Marcelo Rebelo de Sousa, nessa noite, na RTP, não lhe chamou minimalista mas chamou-lhe “limitado” e preventivo. “Um estado de emergência diferente no sentido de muito limitado, de efeitos sobretudo preventivos e não muito extenso, que não aponte para o confinamento total ou quase total”, disse. Ao que o Observador apurou, a ideia é mesmo criar um chapéu legal para responder às quatro questões levantadas pelo primeiro-ministro:

  1. Limitar a circulação de pessoas em certas horas do dia (o dito recolher obrigatório), e limitar a circulação entre concelhos, como o que aconteceu este fim de semana;
  2. Ampliar o rastreio, de forma a abranger as Forças Armadas e os privados, que passam a poder fazer perguntas de rastreio para melhor identificar cadeias de transmissão;
  3. Resolver o problema jurídico suscitado pela medição de temperatura no acesso a espetáculos, serviços públicos, etc;
  4. Criar condições acrescidas para a utilização de meios do setor privado e do setor social e cooperativo;

As palavras de Costa, contudo, ainda ecoam junto de alguns partidos, que não entendem o que é um estado de emergência de “natureza preventiva”, como disse o primeiro-ministro à saída da audiência em Belém, na manhã de segunda-feira. Costa chegou a dizer que se justificava decretar o estado de emergência num quadro “bastante mais limitado no seu objeto mas que provavelmente deverá ter uma extensão bastante superior aos 15 dias que a Constituição permite”. O que é preventivo e durante quanto tempo? Não se sabe. A Constituição é clara quanto à necessidade de o Parlamento ter de votar a sua renovação a cada 15 dias, mas um acordo mais longo pode ser alcançado à partida evitando momentos de tensão a cada 15 dias.

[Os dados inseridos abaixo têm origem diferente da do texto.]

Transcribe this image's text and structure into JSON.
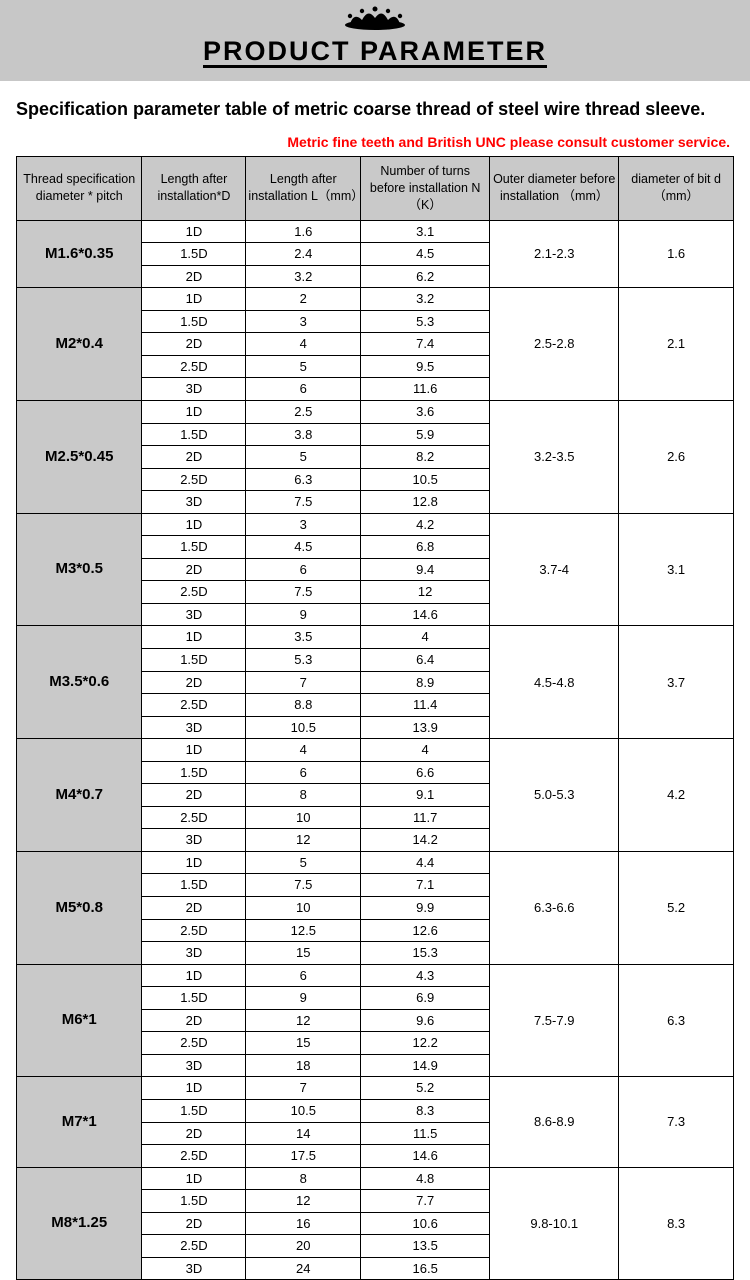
{
  "header": {
    "title": "PRODUCT PARAMETER"
  },
  "subtitle": "Specification parameter table of metric coarse thread of steel wire thread sleeve.",
  "note": "Metric fine teeth and British UNC please consult customer service.",
  "colors": {
    "header_bg": "#c7c7c7",
    "note_color": "#ff0000",
    "cell_bg": "#c9c9c9",
    "border": "#000000"
  },
  "table": {
    "columns": [
      "Thread specification diameter * pitch",
      "Length after installation*D",
      "Length after installation L（mm）",
      "Number of turns before installation N（K）",
      "Outer diameter before installation （mm）",
      "diameter of bit d（mm）"
    ],
    "groups": [
      {
        "spec": "M1.6*0.35",
        "outer": "2.1-2.3",
        "bit": "1.6",
        "rows": [
          {
            "d": "1D",
            "l": "1.6",
            "n": "3.1"
          },
          {
            "d": "1.5D",
            "l": "2.4",
            "n": "4.5"
          },
          {
            "d": "2D",
            "l": "3.2",
            "n": "6.2"
          }
        ]
      },
      {
        "spec": "M2*0.4",
        "outer": "2.5-2.8",
        "bit": "2.1",
        "rows": [
          {
            "d": "1D",
            "l": "2",
            "n": "3.2"
          },
          {
            "d": "1.5D",
            "l": "3",
            "n": "5.3"
          },
          {
            "d": "2D",
            "l": "4",
            "n": "7.4"
          },
          {
            "d": "2.5D",
            "l": "5",
            "n": "9.5"
          },
          {
            "d": "3D",
            "l": "6",
            "n": "11.6"
          }
        ]
      },
      {
        "spec": "M2.5*0.45",
        "outer": "3.2-3.5",
        "bit": "2.6",
        "rows": [
          {
            "d": "1D",
            "l": "2.5",
            "n": "3.6"
          },
          {
            "d": "1.5D",
            "l": "3.8",
            "n": "5.9"
          },
          {
            "d": "2D",
            "l": "5",
            "n": "8.2"
          },
          {
            "d": "2.5D",
            "l": "6.3",
            "n": "10.5"
          },
          {
            "d": "3D",
            "l": "7.5",
            "n": "12.8"
          }
        ]
      },
      {
        "spec": "M3*0.5",
        "outer": "3.7-4",
        "bit": "3.1",
        "rows": [
          {
            "d": "1D",
            "l": "3",
            "n": "4.2"
          },
          {
            "d": "1.5D",
            "l": "4.5",
            "n": "6.8"
          },
          {
            "d": "2D",
            "l": "6",
            "n": "9.4"
          },
          {
            "d": "2.5D",
            "l": "7.5",
            "n": "12"
          },
          {
            "d": "3D",
            "l": "9",
            "n": "14.6"
          }
        ]
      },
      {
        "spec": "M3.5*0.6",
        "outer": "4.5-4.8",
        "bit": "3.7",
        "rows": [
          {
            "d": "1D",
            "l": "3.5",
            "n": "4"
          },
          {
            "d": "1.5D",
            "l": "5.3",
            "n": "6.4"
          },
          {
            "d": "2D",
            "l": "7",
            "n": "8.9"
          },
          {
            "d": "2.5D",
            "l": "8.8",
            "n": "11.4"
          },
          {
            "d": "3D",
            "l": "10.5",
            "n": "13.9"
          }
        ]
      },
      {
        "spec": "M4*0.7",
        "outer": "5.0-5.3",
        "bit": "4.2",
        "rows": [
          {
            "d": "1D",
            "l": "4",
            "n": "4"
          },
          {
            "d": "1.5D",
            "l": "6",
            "n": "6.6"
          },
          {
            "d": "2D",
            "l": "8",
            "n": "9.1"
          },
          {
            "d": "2.5D",
            "l": "10",
            "n": "11.7"
          },
          {
            "d": "3D",
            "l": "12",
            "n": "14.2"
          }
        ]
      },
      {
        "spec": "M5*0.8",
        "outer": "6.3-6.6",
        "bit": "5.2",
        "rows": [
          {
            "d": "1D",
            "l": "5",
            "n": "4.4"
          },
          {
            "d": "1.5D",
            "l": "7.5",
            "n": "7.1"
          },
          {
            "d": "2D",
            "l": "10",
            "n": "9.9"
          },
          {
            "d": "2.5D",
            "l": "12.5",
            "n": "12.6"
          },
          {
            "d": "3D",
            "l": "15",
            "n": "15.3"
          }
        ]
      },
      {
        "spec": "M6*1",
        "outer": "7.5-7.9",
        "bit": "6.3",
        "rows": [
          {
            "d": "1D",
            "l": "6",
            "n": "4.3"
          },
          {
            "d": "1.5D",
            "l": "9",
            "n": "6.9"
          },
          {
            "d": "2D",
            "l": "12",
            "n": "9.6"
          },
          {
            "d": "2.5D",
            "l": "15",
            "n": "12.2"
          },
          {
            "d": "3D",
            "l": "18",
            "n": "14.9"
          }
        ]
      },
      {
        "spec": "M7*1",
        "outer": "8.6-8.9",
        "bit": "7.3",
        "rows": [
          {
            "d": "1D",
            "l": "7",
            "n": "5.2"
          },
          {
            "d": "1.5D",
            "l": "10.5",
            "n": "8.3"
          },
          {
            "d": "2D",
            "l": "14",
            "n": "11.5"
          },
          {
            "d": "2.5D",
            "l": "17.5",
            "n": "14.6"
          }
        ]
      },
      {
        "spec": "M8*1.25",
        "outer": "9.8-10.1",
        "bit": "8.3",
        "rows": [
          {
            "d": "1D",
            "l": "8",
            "n": "4.8"
          },
          {
            "d": "1.5D",
            "l": "12",
            "n": "7.7"
          },
          {
            "d": "2D",
            "l": "16",
            "n": "10.6"
          },
          {
            "d": "2.5D",
            "l": "20",
            "n": "13.5"
          },
          {
            "d": "3D",
            "l": "24",
            "n": "16.5"
          }
        ]
      }
    ]
  }
}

No Bloco de Esquerda, que votou a favor do primeiro estado de emergência e manteve o voto a favor nas duas renovações seguintes, a ordem é esperar para ver os termos do decreto. À saída de Belém, Catarina Martins disse que o que foi até agora solicitado pelo Governo pode ser conseguido através de legislação no Parlamento, sem ter de passar pelo estado de emergência, por um lado, mas, por outro, congratulou-se com a ideia de o Estado vir a utilizar recursos do setor privado e social dar maior capacidade de resposta ao setor da Saúde. Todos os outros —  PCP, IL, Chega — mostraram-se tendencialmente contra.